En septième lieu, à l’initiative de la commission des affaires culturelles de l’Assemblée, suivie par la CMP, l’accueil sera également organisé dans les établissements privés sous contrat. Toutefois, ce sont les organisations gestionnaires, et non les communes, qui, dans ce cas, s’en chargeront.

En huitième lieu, des dispositions spéciales permettront, à Paris, Lyon et Marseille, d’impliquer les maires d’arrondissement et les présidents des caisses des écoles. Enfin, l’ensemble du dispositif fera l’objet, à la fin de sa première année d’application, d’une évaluation, sous la forme d’un rapport du Gouvernement. Mes chers collègues, c’est donc un projet de loi sensiblement amélioré que je vous propose d’adopter (Applaudissements sur les bancs du groupe UMP et du groupe Nouveau Centre).

M. Xavier Darcos, ministre de l’éducation nationale – Le Président de la République a souhaité que nous mettions fin à cette contradiction qui veut que, dans notre pays, la liberté de travailler ne bénéficie pas de la même reconnaissance que celle de faire grève. C’est pourquoi il m'a demandé de créer un droit à l'accueil des écoliers pendant le temps scolaire obligatoire.

Ce droit s'imposera d’abord à l'État, qui s'engage à moderniser la politique du remplacement, et il vaudra également en cas de grève, puisque la loi pose le principe de l'accueil des enfants les jours de grève – étant entendu qu’il n’a jamais été question de remplacer, dans ce cas, les enseignants suspendus. En dessous de 25 % de grévistes, l'État se charge de l'accueil ; au-delà, c’est la commune qui l’organise. Le texte contribuera en outre à la modernisation du dialogue social au sein de l'éducation nationale, en créant une obligation de négociation entre l’employeur et les syndicats.

Grâce à ce projet, à partir du 1er septembre, les familles n'auront plus à rechercher dans l'urgence des solutions de garde, voire à cesser leur activité professionnelle en cas de mouvement social dans l’éducation nationale. La loi protège donc la liberté de travailler sans rien retirer au droit de grève. Les familles ne s'y sont pas trompées et la plébiscitent à près de 80 % ! Nous pouvons tous être satisfaits du travail accompli.

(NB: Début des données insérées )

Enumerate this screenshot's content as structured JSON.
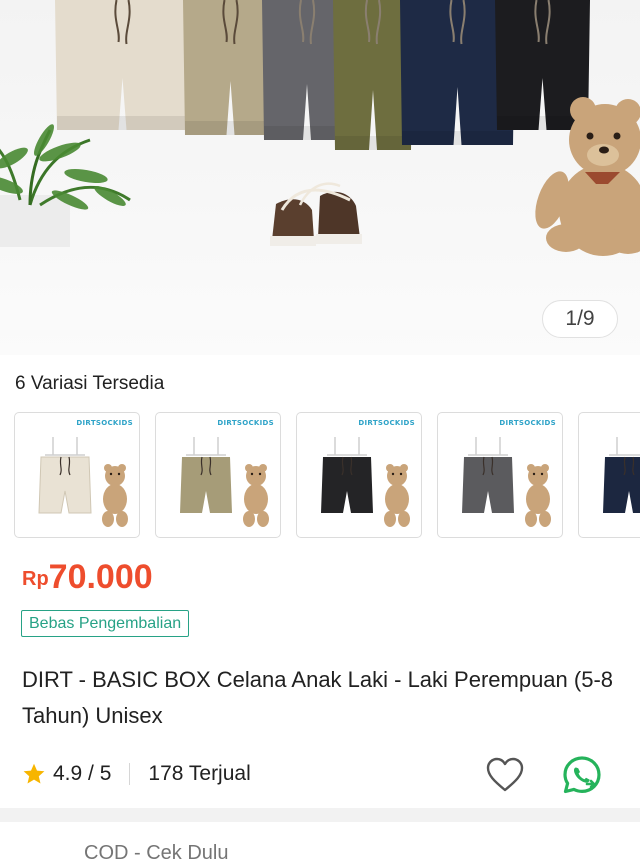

M. Frédéric Lefebvre – Un travail exemplaire, partagé entre le Gouvernement et le Parlement !

M. Xavier Darcos, ministre de l’éducation nationale – Nous pouvons même en être fiers, je crois, car nos échanges ont permis de répondre à toutes les interrogations qui s’étaient exprimées. Je tiens à remercier vos deux rapporteurs, M. de la Verpillière et Mme Guégot, pour leur volonté farouche d'améliorer et de faire aboutir ce texte, ainsi que tous les députés qui y ont contribué.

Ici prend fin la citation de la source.